Regina was flustered, as she always seemed to be, by any term of endearment. “Well, school is school, you know.”
“Well, you must like it. I know you get good grades.”
Regina shrugged off the compliment and looked embarrassed.
Repressing the urge to hug the kid, Hatch said to Lindsey, “She's going to be a writer when she grows up.”
“Really?” Lindsey said. “That's exciting. I knew you loved books, but I didn't realize you wanted to write them.”

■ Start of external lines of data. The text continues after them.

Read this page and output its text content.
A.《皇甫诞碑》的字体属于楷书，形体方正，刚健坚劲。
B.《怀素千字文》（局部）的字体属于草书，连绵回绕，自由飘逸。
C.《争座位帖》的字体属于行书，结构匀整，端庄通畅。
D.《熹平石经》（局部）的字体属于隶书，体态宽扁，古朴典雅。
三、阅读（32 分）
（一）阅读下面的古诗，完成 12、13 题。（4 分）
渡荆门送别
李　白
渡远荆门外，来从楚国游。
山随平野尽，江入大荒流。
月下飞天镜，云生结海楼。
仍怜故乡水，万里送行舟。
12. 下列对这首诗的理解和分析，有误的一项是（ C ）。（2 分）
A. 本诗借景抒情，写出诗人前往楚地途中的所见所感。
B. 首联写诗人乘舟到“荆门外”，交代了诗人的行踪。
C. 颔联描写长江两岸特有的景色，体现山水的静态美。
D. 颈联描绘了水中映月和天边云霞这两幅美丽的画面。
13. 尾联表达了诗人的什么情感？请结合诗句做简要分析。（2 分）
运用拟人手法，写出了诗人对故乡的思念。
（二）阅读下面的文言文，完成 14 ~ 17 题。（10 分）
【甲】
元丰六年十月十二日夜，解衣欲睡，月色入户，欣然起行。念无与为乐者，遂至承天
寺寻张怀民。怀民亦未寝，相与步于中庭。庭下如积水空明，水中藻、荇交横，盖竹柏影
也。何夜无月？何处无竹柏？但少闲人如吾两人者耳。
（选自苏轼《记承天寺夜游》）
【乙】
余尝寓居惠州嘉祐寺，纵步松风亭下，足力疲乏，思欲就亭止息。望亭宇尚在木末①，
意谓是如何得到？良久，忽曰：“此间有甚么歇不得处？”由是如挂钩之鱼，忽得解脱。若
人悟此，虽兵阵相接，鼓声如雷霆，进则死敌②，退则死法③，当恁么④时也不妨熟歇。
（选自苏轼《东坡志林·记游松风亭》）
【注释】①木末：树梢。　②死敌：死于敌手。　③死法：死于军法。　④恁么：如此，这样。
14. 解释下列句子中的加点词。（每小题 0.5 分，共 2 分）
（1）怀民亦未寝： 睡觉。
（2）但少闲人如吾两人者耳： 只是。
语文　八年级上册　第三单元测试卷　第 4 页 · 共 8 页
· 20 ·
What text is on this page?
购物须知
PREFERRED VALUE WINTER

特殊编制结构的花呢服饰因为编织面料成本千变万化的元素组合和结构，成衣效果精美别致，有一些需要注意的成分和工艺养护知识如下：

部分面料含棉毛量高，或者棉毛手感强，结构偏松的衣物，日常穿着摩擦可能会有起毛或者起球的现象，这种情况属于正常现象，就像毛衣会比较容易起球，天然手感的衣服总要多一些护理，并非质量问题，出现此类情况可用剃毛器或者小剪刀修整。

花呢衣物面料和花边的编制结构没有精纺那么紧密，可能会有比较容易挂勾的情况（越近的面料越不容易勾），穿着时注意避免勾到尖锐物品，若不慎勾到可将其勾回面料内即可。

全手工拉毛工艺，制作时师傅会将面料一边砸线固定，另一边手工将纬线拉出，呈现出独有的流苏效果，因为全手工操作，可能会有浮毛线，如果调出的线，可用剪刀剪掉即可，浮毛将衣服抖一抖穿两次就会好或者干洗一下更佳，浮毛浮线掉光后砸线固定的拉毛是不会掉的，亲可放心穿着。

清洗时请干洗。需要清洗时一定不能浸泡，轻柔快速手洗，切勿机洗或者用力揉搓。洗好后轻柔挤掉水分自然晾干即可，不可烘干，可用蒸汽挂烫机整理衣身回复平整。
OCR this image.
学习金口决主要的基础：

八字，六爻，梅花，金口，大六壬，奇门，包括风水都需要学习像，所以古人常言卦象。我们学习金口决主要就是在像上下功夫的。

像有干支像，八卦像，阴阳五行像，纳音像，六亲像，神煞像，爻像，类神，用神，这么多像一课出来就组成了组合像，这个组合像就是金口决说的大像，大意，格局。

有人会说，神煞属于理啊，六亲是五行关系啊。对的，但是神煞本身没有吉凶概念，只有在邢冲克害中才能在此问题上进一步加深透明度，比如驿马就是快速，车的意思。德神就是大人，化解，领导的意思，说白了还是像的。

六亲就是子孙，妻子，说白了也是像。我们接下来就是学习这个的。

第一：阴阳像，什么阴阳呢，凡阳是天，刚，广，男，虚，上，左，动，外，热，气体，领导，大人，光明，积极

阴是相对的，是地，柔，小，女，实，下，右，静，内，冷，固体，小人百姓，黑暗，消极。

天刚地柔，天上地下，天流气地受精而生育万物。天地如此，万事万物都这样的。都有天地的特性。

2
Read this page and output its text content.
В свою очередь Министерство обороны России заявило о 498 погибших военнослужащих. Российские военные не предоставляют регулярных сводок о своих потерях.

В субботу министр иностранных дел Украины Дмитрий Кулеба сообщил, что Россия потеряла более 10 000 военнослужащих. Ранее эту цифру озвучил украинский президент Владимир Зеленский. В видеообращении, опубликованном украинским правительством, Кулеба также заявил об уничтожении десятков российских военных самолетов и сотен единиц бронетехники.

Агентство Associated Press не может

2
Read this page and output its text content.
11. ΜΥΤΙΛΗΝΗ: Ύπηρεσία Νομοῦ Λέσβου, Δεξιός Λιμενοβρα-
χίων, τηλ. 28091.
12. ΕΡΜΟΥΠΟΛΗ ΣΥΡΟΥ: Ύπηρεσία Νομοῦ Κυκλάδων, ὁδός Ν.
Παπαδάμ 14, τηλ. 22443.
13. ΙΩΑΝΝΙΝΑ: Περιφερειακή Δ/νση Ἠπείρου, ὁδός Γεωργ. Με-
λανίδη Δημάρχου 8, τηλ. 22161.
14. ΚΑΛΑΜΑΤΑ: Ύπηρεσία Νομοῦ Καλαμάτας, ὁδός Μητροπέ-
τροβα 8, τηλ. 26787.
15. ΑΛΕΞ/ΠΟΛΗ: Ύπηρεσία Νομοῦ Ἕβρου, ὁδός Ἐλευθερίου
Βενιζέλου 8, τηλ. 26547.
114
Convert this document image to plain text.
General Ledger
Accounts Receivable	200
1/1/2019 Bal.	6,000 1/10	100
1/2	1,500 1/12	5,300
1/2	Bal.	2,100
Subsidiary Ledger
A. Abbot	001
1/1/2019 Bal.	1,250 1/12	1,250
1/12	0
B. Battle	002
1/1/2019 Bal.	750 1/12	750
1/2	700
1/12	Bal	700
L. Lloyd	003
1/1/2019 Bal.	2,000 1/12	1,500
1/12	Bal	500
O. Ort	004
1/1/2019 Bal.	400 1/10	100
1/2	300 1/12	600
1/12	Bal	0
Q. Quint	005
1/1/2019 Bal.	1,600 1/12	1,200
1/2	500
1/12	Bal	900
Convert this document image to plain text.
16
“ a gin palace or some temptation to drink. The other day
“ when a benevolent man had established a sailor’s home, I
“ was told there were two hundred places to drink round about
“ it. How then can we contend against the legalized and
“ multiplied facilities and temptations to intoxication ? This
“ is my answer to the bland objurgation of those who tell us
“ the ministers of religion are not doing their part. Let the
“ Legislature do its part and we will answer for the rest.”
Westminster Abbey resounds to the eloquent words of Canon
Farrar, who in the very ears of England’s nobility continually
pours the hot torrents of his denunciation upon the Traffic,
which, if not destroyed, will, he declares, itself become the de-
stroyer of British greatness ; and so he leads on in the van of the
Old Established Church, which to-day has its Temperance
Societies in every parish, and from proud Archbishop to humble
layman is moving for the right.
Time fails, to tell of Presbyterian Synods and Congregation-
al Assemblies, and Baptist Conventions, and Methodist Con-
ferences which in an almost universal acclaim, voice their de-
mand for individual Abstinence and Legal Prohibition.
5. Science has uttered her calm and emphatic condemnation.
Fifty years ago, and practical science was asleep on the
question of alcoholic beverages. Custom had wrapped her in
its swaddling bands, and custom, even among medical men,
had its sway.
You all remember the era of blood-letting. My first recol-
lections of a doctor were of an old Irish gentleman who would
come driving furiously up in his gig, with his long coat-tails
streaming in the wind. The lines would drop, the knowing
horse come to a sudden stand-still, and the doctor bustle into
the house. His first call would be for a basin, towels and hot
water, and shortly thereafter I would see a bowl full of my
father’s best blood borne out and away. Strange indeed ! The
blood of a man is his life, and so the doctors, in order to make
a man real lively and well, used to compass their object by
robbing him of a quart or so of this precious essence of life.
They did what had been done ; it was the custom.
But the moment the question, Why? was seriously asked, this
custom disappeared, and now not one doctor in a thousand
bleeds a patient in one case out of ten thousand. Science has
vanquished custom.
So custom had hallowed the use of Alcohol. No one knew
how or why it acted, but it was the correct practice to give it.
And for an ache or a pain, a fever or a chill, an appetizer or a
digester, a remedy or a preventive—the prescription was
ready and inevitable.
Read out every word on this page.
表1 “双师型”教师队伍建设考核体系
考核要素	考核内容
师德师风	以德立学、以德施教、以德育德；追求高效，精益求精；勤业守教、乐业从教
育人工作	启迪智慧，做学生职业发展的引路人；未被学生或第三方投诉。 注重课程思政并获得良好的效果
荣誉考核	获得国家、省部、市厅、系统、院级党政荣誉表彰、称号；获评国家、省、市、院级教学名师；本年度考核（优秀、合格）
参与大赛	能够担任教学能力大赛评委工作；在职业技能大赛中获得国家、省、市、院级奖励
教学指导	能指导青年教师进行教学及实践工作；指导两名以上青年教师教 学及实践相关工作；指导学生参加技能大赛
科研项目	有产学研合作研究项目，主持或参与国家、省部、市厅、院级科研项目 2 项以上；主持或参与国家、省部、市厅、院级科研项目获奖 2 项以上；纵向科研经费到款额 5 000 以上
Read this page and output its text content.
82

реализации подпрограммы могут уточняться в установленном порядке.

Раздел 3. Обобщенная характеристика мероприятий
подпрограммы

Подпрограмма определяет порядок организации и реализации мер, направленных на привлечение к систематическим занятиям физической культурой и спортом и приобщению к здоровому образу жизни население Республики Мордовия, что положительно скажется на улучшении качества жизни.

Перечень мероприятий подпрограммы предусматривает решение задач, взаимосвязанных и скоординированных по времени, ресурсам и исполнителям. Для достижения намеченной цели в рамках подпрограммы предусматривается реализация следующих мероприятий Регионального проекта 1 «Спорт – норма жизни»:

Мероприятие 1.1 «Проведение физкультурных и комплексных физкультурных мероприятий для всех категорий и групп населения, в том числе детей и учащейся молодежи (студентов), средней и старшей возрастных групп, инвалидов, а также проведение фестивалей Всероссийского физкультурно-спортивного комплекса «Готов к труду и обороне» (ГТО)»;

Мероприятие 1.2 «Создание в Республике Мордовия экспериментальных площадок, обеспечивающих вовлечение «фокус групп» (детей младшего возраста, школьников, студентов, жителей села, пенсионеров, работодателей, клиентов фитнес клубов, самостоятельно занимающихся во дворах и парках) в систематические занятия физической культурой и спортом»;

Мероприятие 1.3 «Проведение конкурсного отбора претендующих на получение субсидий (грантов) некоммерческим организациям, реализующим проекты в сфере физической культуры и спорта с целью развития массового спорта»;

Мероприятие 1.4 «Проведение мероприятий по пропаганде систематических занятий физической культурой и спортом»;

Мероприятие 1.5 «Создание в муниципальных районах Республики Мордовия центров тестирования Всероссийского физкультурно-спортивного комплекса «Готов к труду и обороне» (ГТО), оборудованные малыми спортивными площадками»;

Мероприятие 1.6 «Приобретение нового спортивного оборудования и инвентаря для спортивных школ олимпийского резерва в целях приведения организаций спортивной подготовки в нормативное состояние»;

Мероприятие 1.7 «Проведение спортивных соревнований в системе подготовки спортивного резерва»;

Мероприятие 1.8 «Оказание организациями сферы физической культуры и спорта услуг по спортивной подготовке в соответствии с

“Neither did I,” the girl said, and suddenly she was in gear and off, her initial awkwardness with Lindsey past, words pouring out of her as she crossed the room and went behind the easel to have a look at the work in progress, “until just last Christmas, when my gift under the tree at the home was six paperbacks. Not books for a ten-year-old, either, but the real stuff, because I read at a tenth-grade level, which is fifteen years old. I'm what they call precocious. Anyway, those books made the best gift ever, and I thought it'd be neat if someday a girl like me at the home got my books under the tree and felt the way I felt, not that I'll ever be as good a writer as Mr. Daniel Pinkwater or Mr. Christopher Pike. Jeez, I mean, they're right up there with Shakespeare and Judy Blume. But I've got good stories to tell, and they're not all that intelligent-pig-from-space crap. Sorry. I mean poop. I mean junk. Intelligent-pig-from-space junk. They're not all like that.”